Juliette Veillier est née le 9 novembre 1899 à Fresnes, d’un père directeur de l’établissement pénitentiaire et d’une mère sans profession. Elle a une sœur, Lucienne, qui deviendra agrégée de lettres et deux frères dont l’un, Maurice, deviendra fondé de pouvoir à la banque de Paris et des Pays-Bas. Juliette est élevée dans la tradition catholique.

Portrait par Harcourt- Vers 1960.

Après une licence de droit à la faculté de droit de Paris et une licence es-lettres, Juliette suit les cours d’Oxford et part pour les Etats-Unis, d’où elle revient diplômée « Bachelor in Law ».

Elle s’inscrit au Barreau de Paris et est admise au tableau le 7 février 1922. Elle devient la collaboratrice de Me Fernand Payen. Elle poursuit son cursus universitaire et devient docteur en droit pour sa thèse intitulée Le grand juge Marshall et le droit des gens (Jouve et Cie, 1923).

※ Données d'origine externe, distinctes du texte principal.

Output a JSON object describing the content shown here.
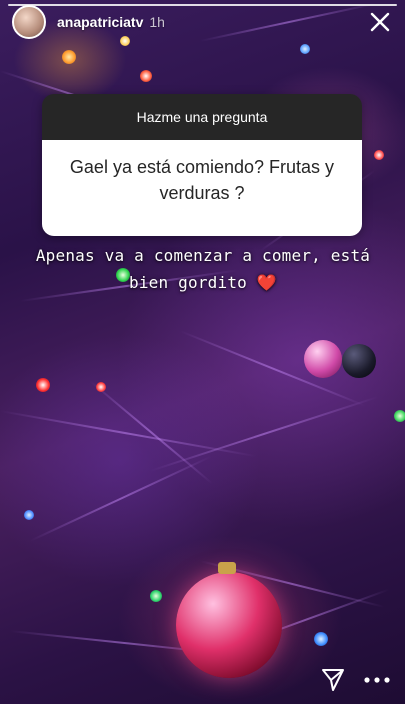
{
  "story": {
    "username": "anapatriciatv",
    "time_ago": "1h",
    "question_sticker": {
      "header": "Hazme una pregunta",
      "question": "Gael ya está comiendo? Frutas y verduras ?"
    },
    "answer_text": "Apenas va a comenzar a comer, está bien gordito",
    "answer_emoji": "❤️"
  },
  "icons": {
    "close": "close-icon",
    "send": "direct-send-icon",
    "more": "more-options-icon"
  },
  "colors": {
    "sticker_header_bg": "#262626",
    "sticker_body_bg": "#ffffff",
    "heart": "#e8222f"
  }
}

En 1924, elle s’inscrit au concours d’éloquence de la conférence Berryer et remporte le prix Berryer. La Conférence Berryer, qui existe depuis 1871, est un lieu d’entraînement des candidats au concours de la Conférence des avocats du barreau de Paris. Les critiques qu’ils y endurent visent à améliorer la qualité de leurs discours. Elle participe également à la reconstitution par cette conférence du procès de l’empoisonneuse Maria Lafarge, née Marie Cappelle en interprétant son rôle (Excelsior 21 mars 1924).

Elle s’inscrit ensuite à la célèbre conférence du Stage, où peu de femmes sont encore élues (Jeanne Rospars, 3e secrétaire en 1922 et Lucile Tinayre, 5e secrétaire en 1923). Elle devient en 1925 2e secrétaire de la Conférence, ce qui lui donne « le grand et délicat » honneur de prononcer un discours lors de la rentrée du Barreau l’année suivante : « Melle Veillier, secrétaire de la Conférence du stage, rendra hommage à ses aînées dans la carrière » explique le journaliste Jean Delage de l’Echo de Paris lors d’une interview.

Juliette Veillier : « Aujourd’hui, nous les femmes avocats, nous avons, dans la carrière, les mêmes difficultés que les hommes. Nous devons, par notre travail nous assurer une place honorable, mais nous n’avons plus en dehors de nos études, à soutenir des luettes souvent déprimantes. Le chemin est libre. C’est à nos aînées que nous le devons ». « […] je parlerai aussi des avocates d’aujourd’hui, de celles de ma génération, de leur situation, et je veux surtout dire au public ce que nous sommes. On a souvent tendance à nous mal juger. Certes il est peut-être des amateurs parmi les femmes avocates mais n’en est-il pas parmi les hommes ? ». Elle affiche alors publiquement son féminisme : «Vous avez foi, mademoiselle en l’avenir des femmes au barreau ? Parfaitement ! on pourra voir plus tard si la proportion des femmes qui réussissent est moindre que celle des hommes. Mais d’avance j’en doute. Je vous le redis : tout est question d’individualité de vocation. Pourquoi ne pas croire en nous ? ».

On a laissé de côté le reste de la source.